Ambulante Pflege

Die Pflegerinnen und Pfleger des ASB Neu-Ulm sorgen dafür, dass Sie im Alter so lange wie möglich zuhause bleiben können und trotzdem gut versorgt sind.

  • Bei ASB-Pflegedienstleiterin Renate Bota ist Rentnerin Dorothea Hausner in den besten Händen.
  • Renate Bota vor einem weißen Flitzer des ASB-Pflegedienstes.
  • Das Team des Neu-Ulmer ASB-Pflegedienstes

Beratung: Die ASB-Sozialstationen und ambulanten Pflegedienste informieren gern über alle Fragen rund um das Thema Pflege. Gemeinsam wird zunächst der persönliche Pflegebedarf geklärt. Mit den Pflegebedürftigen und ihren Angehörigen legen die Pflegekräfte dann die Termine und den Umfang der Leistungen fest. Sie informieren darüber, welche Kosten anfallen und welchen Anteil davon die Pflegekasse übernimmt. Das Pflegepersonal beantwortet auch gern weitere Fragen rund um das Thema Pflegeversicherung und informiert zudem über die Leistungen anderer Sozialversicherungen.

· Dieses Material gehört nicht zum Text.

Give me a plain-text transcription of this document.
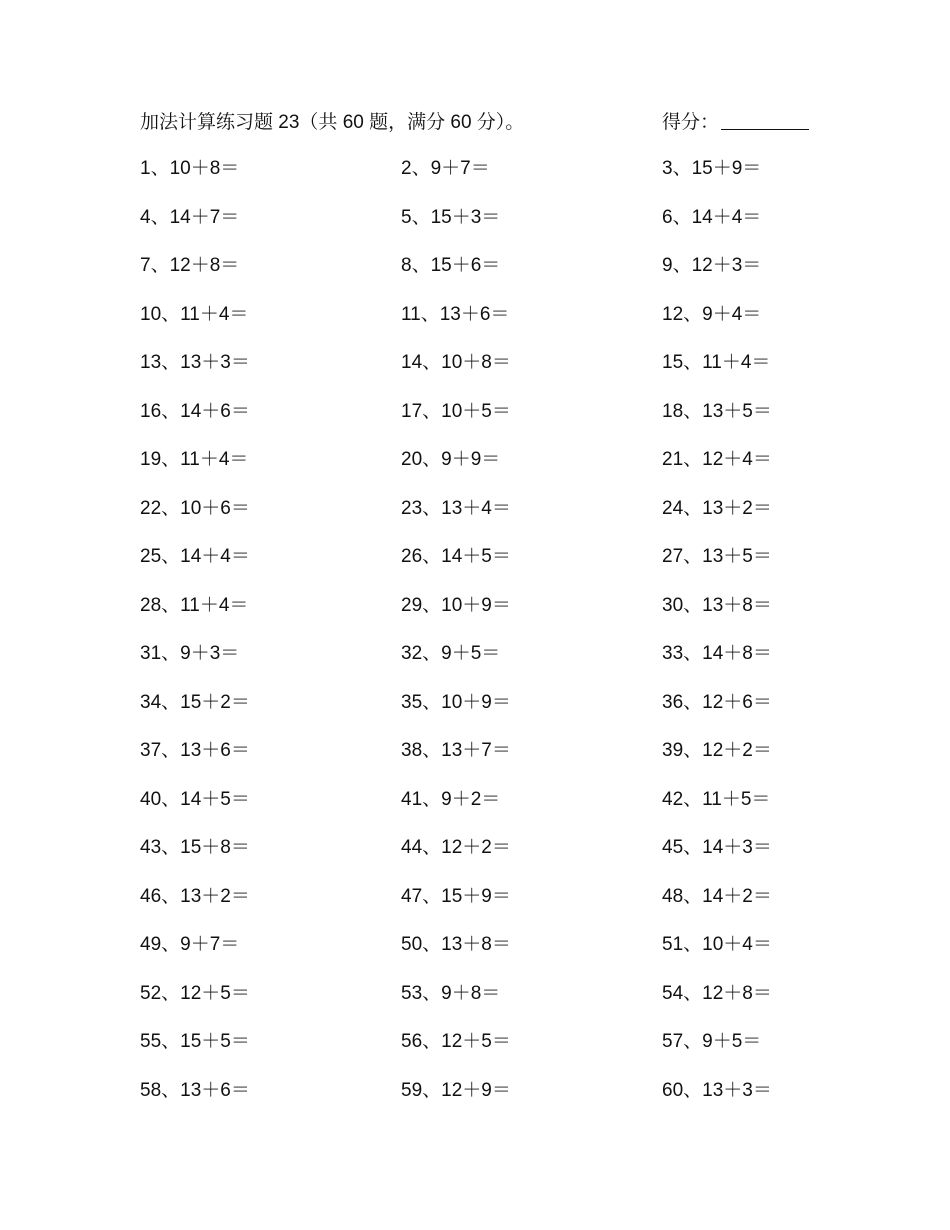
加法计算练习题 23（共 60 题，满分 60 分）。	得分：
1、10＋8＝	2、9＋7＝	3、15＋9＝
4、14＋7＝	5、15＋3＝	6、14＋4＝
7、12＋8＝	8、15＋6＝	9、12＋3＝
10、11＋4＝	11、13＋6＝	12、9＋4＝
13、13＋3＝	14、10＋8＝	15、11＋4＝
16、14＋6＝	17、10＋5＝	18、13＋5＝
19、11＋4＝	20、9＋9＝	21、12＋4＝
22、10＋6＝	23、13＋4＝	24、13＋2＝
25、14＋4＝	26、14＋5＝	27、13＋5＝
28、11＋4＝	29、10＋9＝	30、13＋8＝
31、9＋3＝	32、9＋5＝	33、14＋8＝
34、15＋2＝	35、10＋9＝	36、12＋6＝
37、13＋6＝	38、13＋7＝	39、12＋2＝
40、14＋5＝	41、9＋2＝	42、11＋5＝
43、15＋8＝	44、12＋2＝	45、14＋3＝
46、13＋2＝	47、15＋9＝	48、14＋2＝
49、9＋7＝	50、13＋8＝	51、10＋4＝
52、12＋5＝	53、9＋8＝	54、12＋8＝
55、15＋5＝	56、12＋5＝	57、9＋5＝
58、13＋6＝	59、12＋9＝	60、13＋3＝
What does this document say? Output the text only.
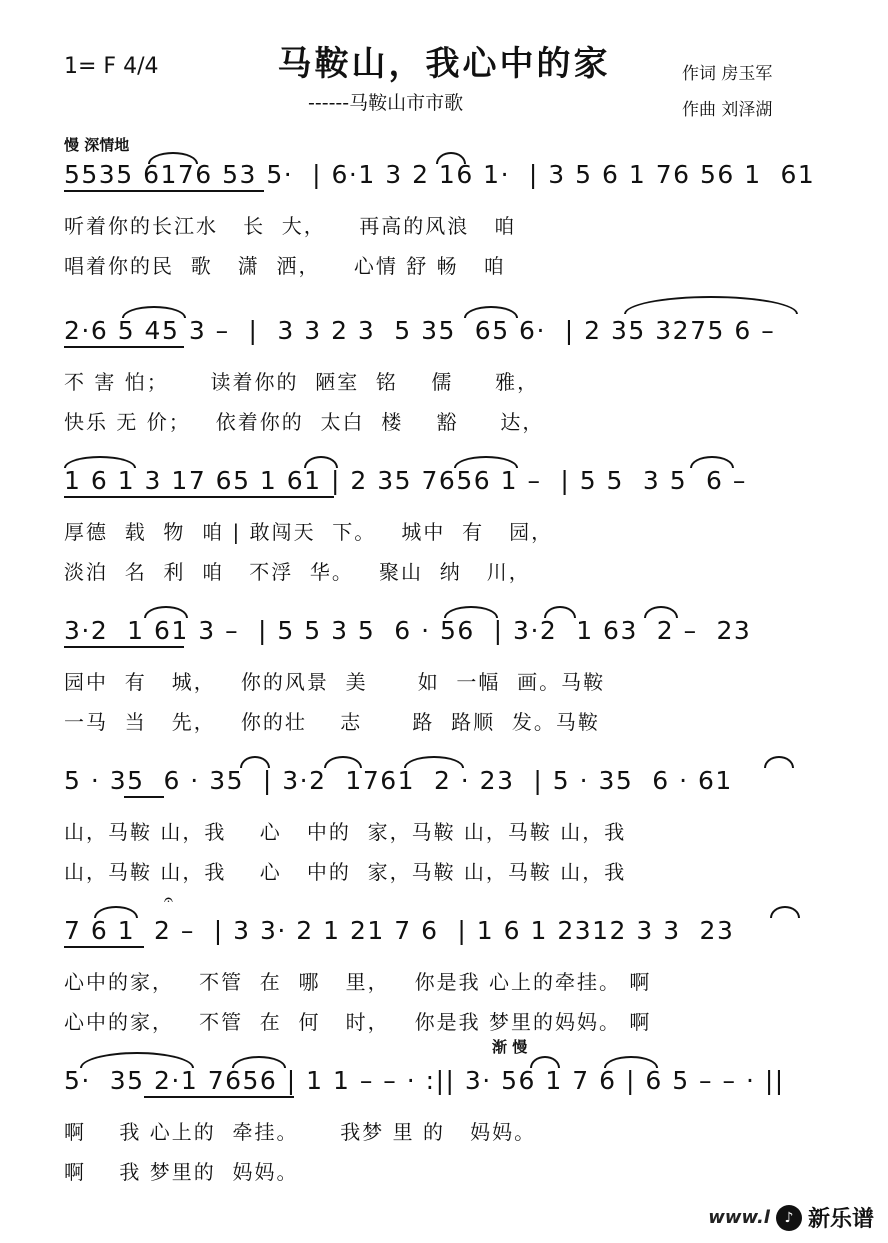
1= F 4/4	马鞍山，我心中的家
------马鞍山市市歌
作词 房玉军
作曲 刘泽湖
慢 深情地
5535 6176 53 5·  | 6·1 3 2 16 1·  | 3 5 6 1 76 56 1  61
听着你的长江水   长  大，    再高的风浪   咱
唱着你的民  歌   潇  洒，    心情 舒 畅   咱
2·6 5 45 3 –  |  3 3 2 3  5 35  65 6·  | 2 35 3275 6 –
不 害 怕；     读着你的  陋室  铭    儒     雅，
快乐 无 价；   依着你的  太白  楼    豁     达，
1 6 1 3 17 65 1 61 | 2 35 7656 1 –  | 5 5  3 5  6 –
厚德  载  物  咱 | 敢闯天  下。   城中  有   园，
淡泊  名  利  咱   不浮  华。   聚山  纳   川，
3·2  1 61 3 –  | 5 5 3 5  6 · 56  | 3·2  1 63  2 –  23
园中  有   城，   你的风景  美      如  一幅  画。马鞍
一马  当   先，   你的壮    志      路  路顺  发。马鞍
5 · 35  6 · 35  | 3·2  1761  2 · 23  | 5 · 35  6 · 61
山，马鞍 山，我    心   中的  家，马鞍 山，马鞍 山，我
山，马鞍 山，我    心   中的  家，马鞍 山，马鞍 山，我
𝄐
7 6 1  2 –  | 3 3· 2 1 21 7 6  | 1 6 1 2312 3 3  23
心中的家，   不管  在  哪   里，   你是我 心上的牵挂。 啊
心中的家，   不管  在  何   时，   你是我 梦里的妈妈。 啊
渐 慢
5·  35 2·1 7656 | 1 1 – – · :|| 3· 56 1 7 6 | 6 5 – – · ||
啊    我 心上的  牵挂。     我梦 里 的   妈妈。
啊    我 梦里的  妈妈。
www.l	♪ 新乐谱
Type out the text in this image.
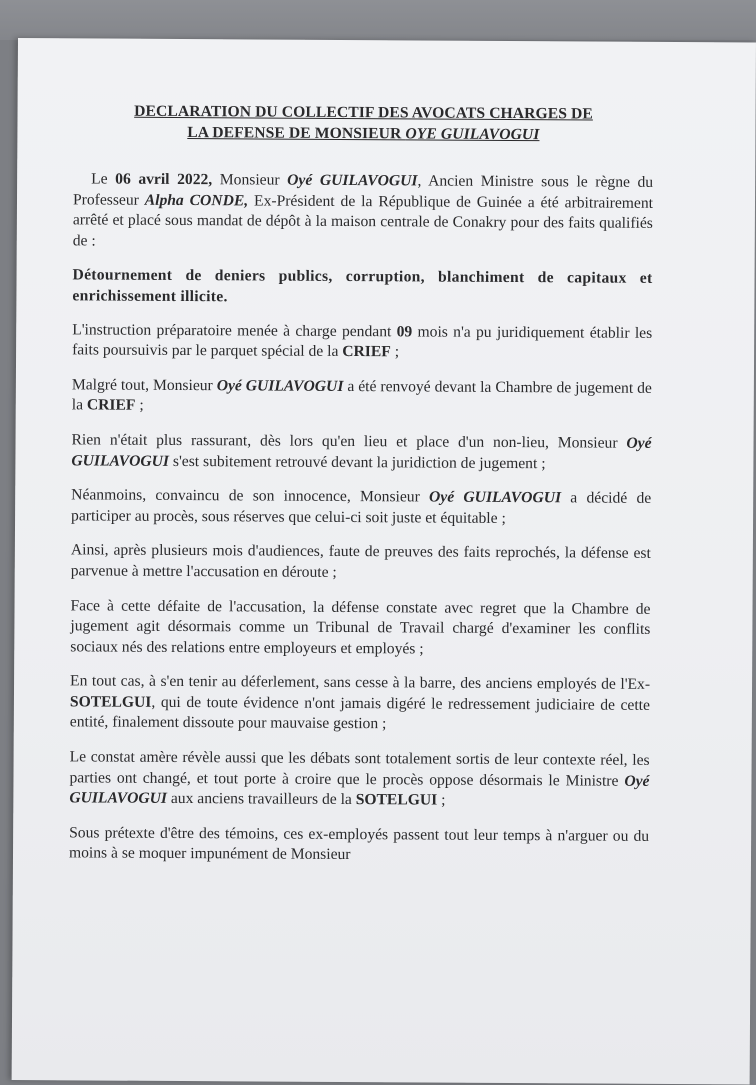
DECLARATION DU COLLECTIF DES AVOCATS CHARGES DE
LA DEFENSE DE MONSIEUR OYE GUILAVOGUI

Le 06 avril 2022, Monsieur Oyé GUILAVOGUI, Ancien Ministre sous le règne du Professeur Alpha CONDE, Ex-Président de la République de Guinée a été arbitrairement arrêté et placé sous mandat de dépôt à la maison centrale de Conakry pour des faits qualifiés de :

Détournement de deniers publics, corruption, blanchiment de capitaux et enrichissement illicite.

L'instruction préparatoire menée à charge pendant 09 mois n'a pu juridiquement établir les faits poursuivis par le parquet spécial de la CRIEF ;

Malgré tout, Monsieur Oyé GUILAVOGUI a été renvoyé devant la Chambre de jugement de la CRIEF ;

Rien n'était plus rassurant, dès lors qu'en lieu et place d'un non-lieu, Monsieur Oyé GUILAVOGUI s'est subitement retrouvé devant la juridiction de jugement ;

Néanmoins, convaincu de son innocence, Monsieur Oyé GUILAVOGUI a décidé de participer au procès, sous réserves que celui-ci soit juste et équitable ;

Ainsi, après plusieurs mois d'audiences, faute de preuves des faits reprochés, la défense est parvenue à mettre l'accusation en déroute ;

Face à cette défaite de l'accusation, la défense constate avec regret que la Chambre de jugement agit désormais comme un Tribunal de Travail chargé d'examiner les conflits sociaux nés des relations entre employeurs et employés ;

En tout cas, à s'en tenir au déferlement, sans cesse à la barre, des anciens employés de l'Ex-SOTELGUI, qui de toute évidence n'ont jamais digéré le redressement judiciaire de cette entité, finalement dissoute pour mauvaise gestion ;

Le constat amère révèle aussi que les débats sont totalement sortis de leur contexte réel, les parties ont changé, et tout porte à croire que le procès oppose désormais le Ministre Oyé GUILAVOGUI aux anciens travailleurs de la SOTELGUI ;

Sous prétexte d'être des témoins, ces ex-employés passent tout leur temps à n'arguer ou du moins à se moquer impunément de Monsieur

Pflege und Versorgung zu Hause: Die ambulanten Pflegedienste des ASB unterstützen Pflegebedürftige und ihre Angehörigen bei der Pflege und Versorgung zu Hause (Grundpflege). Zur häuslichen Pflege gehört die Hilfe beim Aufstehen- und Zubettgehen, bei der Körperpflege oder beim Essen. Darüber hinaus unterstützen die Pflegedienste im Haushalt, z.B. beim Wäsche waschen, Geschirr spülen oder Kochen.

Häusliche Krankenpflege: Die ASB-Pflegedienste bieten ergänzend zur ärztlichen Behandlung auch die häusliche Krankenpflege (Behandlungspflege) an. Sie beinhaltet zum Beispiel die Versorgung von Wunden, den Wechsel von Verbänden, das Setzen von Spritzen oder andere vom Arzt verordnete medizinisch notwendige Maßnahmen. Die Kosten können von der Krankenkasse übernommen werden, sofern der behandelnde Arzt eine entsprechende Verordnung ausgestellt und die Krankenkasse die Leistung genehmigt hat. Bei der Antragstellung sind die ASB-Pflegedienste gerne behilflich.

Vertretung für pflegende Angehörige: Wenn pflegende Angehörige einmal Urlaub von der Pflege nehmen wollen, selbst erkrankt sind oder sich aus anderen Gründen für eine bestimmte Zeit nicht selbst kümmern können, übernehmen die Pflegedienste im Rahmen der Verhinderungspflege die Versorgung der Patienten. Die Pflegekasse übernimmt die Kosten für die Ersatz maximal für vier Wochen pro Jahr. Die Kosten dürfen einen Betrag von 1.470 Euro im Kalenderjahr nicht überschreiten.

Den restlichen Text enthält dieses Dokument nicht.